Geno Levi Salon Hosts Radio Broadcast, Fundraiser
The Peters Township salon's event brought in donations of coats, toiletries and money for a Pittsburgh homeless shelter.
The two may have seemed an unlikely pair, but an ESPN radio broadcast and Geno Levi Salon joined forces quite successfully to support a great cause.
ESPN radio hosts Tunch Ilkin and Craig Wolfey weren't in the locker room for Thursday's broadcast, but live at the McMurray salon, which held a fundraiser for Pittsburgh’s Light of Life Rescue Mission.
The pair of radio hosts from ESPN AM 970 show, In the Locker Room with Tunch and Wolf, talked sports and giving from noon to 2 p.m. while the salon's customers donated to the Pittsburgh-based homeless shelter and ministry.
As the business buzzed with holiday hustle, black and gold was at least as prominent as red and green—the Geno Levi staff turned out in their Steelers' best.
Ilkin told those in the salon and on the airwaves he was very thankful for everyone who showed up at the event. And he thanked the stylists, too.
"Because with us blaring in their ears, it's probably not very easy to cut hair," he joked.
No one in the salon seemed to mind, of course.
“Just having the event—really getting the word out over the broadcast—it’s great to get on people's minds,” said Jessi Marsh, Light of Life’s assistant director of development.
“People love and Tunch and Wolf,” she added. “They are well loved in the Pittsburgh area and we’re very blessed that they are so supportive of Light of Life.”
The organization not only provides the homeless with food and other necessities, it helps them to regain the security they may have lost.
“People’s lives are completely changed,” said Kate Wadsworth, a public relations associate with Light of Life. “They have stability in their lives now because of the programs.”
Reclaiming that stability is something salon founder and owner Geno Levi knows about firsthand.
According to event organizers, Levi was homeless once.

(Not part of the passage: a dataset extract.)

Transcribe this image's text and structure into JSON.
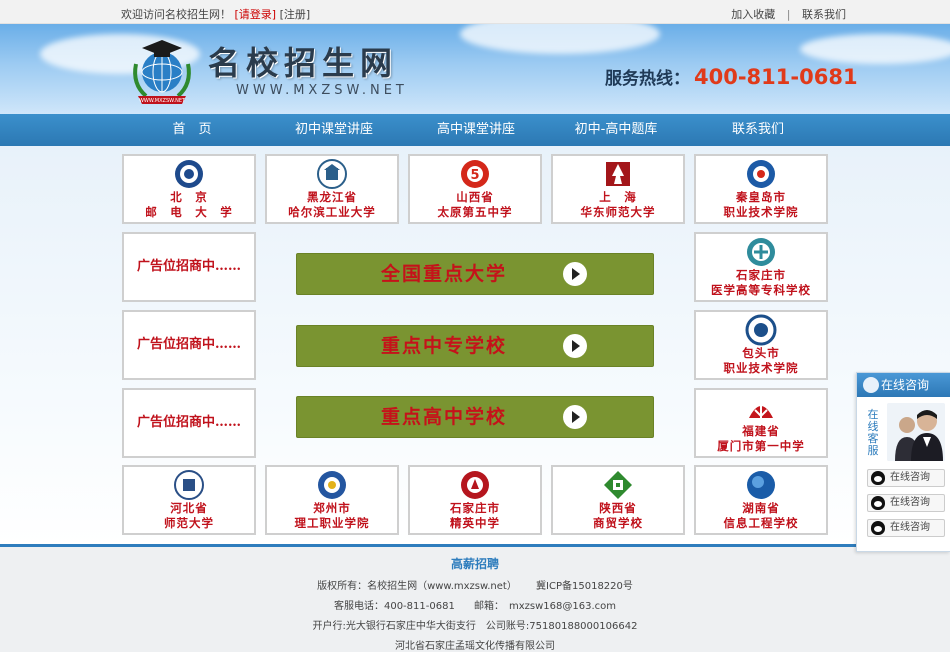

Now a successful stylist who's run his own salon for more than 30 years, giving back is at the heart of his business.
Two percent of the sales of his own Geno Levi line of hair products goes to the Beauty Restores Foundation, which he founded last year.
The organization supports not only Light of Life, but the Washington City Mission homeless shelter.
"I think it's very generous of Cindy (Levi's wife) and Geno to give the opportunity to donate to Light of Life," said Anne Parisi of Peters Township.
The event is the first with a radio broadcast from the salon, but if the event’s great results are any indication, it likely won’t be the last.
“It was incredible—just the amount of donations was huge,” said employee Angel Lusk. “I think it shows the spirit of the community.”
After the event, it was too soon for representatives from Light of Life to say how much money was raised, but they estimated the charity had received hundreds of pounds of toiletry donations.
The collection began not long after Thanksgiving and the salon made sure that clients knew what items—like bars of soap—were needed most. Within those few months, customers managed to fill two bins. By the end of the radio broadcast, a third bin was overflowing.
The toiletries will go to folks Light of Life serves, including the homeless in the Pittsburgh area and also in Costa Rica, where they will be taken on a mission trip in January.